The late Jerry Lewis has been cancelled for gross sexual misbehavior that happened between 57 and 60 years ago.
In a 2.23 Vanity Fair report that includes a nine-minute video essay by documentarians Amy Ziering and Kirby Dick (Allen v. Farrow), actors Hope Holiday and Karen Kramer (formerly Karen Sharpe) recall Lewis having made crude overtures during the making of The Ladies Man (61) and The Disorderly Orderly (’64), respectively.
Lewis didn’t assault Holiday and Kramer but certainly made things unpleasant, they’re saying. Plus he punished them socially and whatnot for having refused his advances.

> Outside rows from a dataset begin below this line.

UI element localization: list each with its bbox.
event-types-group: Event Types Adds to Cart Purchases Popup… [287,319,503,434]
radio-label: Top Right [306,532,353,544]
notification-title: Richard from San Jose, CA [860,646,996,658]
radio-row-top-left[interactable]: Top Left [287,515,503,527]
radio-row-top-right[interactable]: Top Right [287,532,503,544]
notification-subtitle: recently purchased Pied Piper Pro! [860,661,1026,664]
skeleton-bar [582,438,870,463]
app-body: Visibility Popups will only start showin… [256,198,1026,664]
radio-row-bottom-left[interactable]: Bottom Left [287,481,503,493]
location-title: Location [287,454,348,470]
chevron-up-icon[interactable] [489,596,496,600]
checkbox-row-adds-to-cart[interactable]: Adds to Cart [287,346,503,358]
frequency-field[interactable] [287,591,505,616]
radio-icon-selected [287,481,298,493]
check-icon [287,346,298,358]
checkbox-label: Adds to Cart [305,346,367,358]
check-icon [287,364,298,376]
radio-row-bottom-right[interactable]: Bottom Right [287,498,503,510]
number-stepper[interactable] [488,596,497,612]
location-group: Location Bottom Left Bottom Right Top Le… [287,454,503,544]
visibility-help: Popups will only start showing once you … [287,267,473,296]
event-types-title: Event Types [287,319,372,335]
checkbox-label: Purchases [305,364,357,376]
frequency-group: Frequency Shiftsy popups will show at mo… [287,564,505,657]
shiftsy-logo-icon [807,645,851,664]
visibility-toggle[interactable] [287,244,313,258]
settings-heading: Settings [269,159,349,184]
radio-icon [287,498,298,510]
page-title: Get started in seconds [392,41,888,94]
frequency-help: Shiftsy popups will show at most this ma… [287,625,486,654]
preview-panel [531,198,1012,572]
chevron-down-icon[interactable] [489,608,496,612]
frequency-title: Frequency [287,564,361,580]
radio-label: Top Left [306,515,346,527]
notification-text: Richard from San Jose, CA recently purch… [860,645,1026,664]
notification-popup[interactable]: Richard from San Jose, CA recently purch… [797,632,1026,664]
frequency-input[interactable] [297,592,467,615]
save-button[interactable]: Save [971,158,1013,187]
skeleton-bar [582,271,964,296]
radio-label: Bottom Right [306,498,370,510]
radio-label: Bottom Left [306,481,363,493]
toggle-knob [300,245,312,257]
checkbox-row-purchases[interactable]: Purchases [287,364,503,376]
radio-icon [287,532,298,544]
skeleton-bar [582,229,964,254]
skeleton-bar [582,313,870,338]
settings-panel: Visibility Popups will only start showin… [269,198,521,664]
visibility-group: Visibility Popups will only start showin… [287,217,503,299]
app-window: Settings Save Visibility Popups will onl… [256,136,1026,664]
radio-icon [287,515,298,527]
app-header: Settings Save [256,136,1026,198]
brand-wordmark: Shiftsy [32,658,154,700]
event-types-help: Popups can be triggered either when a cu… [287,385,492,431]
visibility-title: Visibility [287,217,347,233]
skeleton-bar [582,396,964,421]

For decades we’d all understood that Lewis was a very tough interview and that he had a dark streak, and now we’ve been told that he acted like a dog with lower-tier actresses whom he thought he could manipulate, etc. Old-time Hollywood hotshots were taught by their culture that they could get away with crass sexual behavior, and for decades nobody said boo. But since the 2017 Harvey Weinstein revelations Hollywood culture has been encouraging victims to come forward and point fingers at the bad guys. The Lewis saga is what it is — obviously distasteful but not especially surprising, given the rules of the game in the bad old days.
If I’d been in Holiday or Kramer’s offended shoes, perturbed if not seething for decades about Lewis’s on-set behavior during the Kennedy and LBJ administrations, I probably would have gone public while he was still with us. I would have demanded a response and at least had the satisfaction of having done so while he was still walking around. Lewis passed on 8.20.17.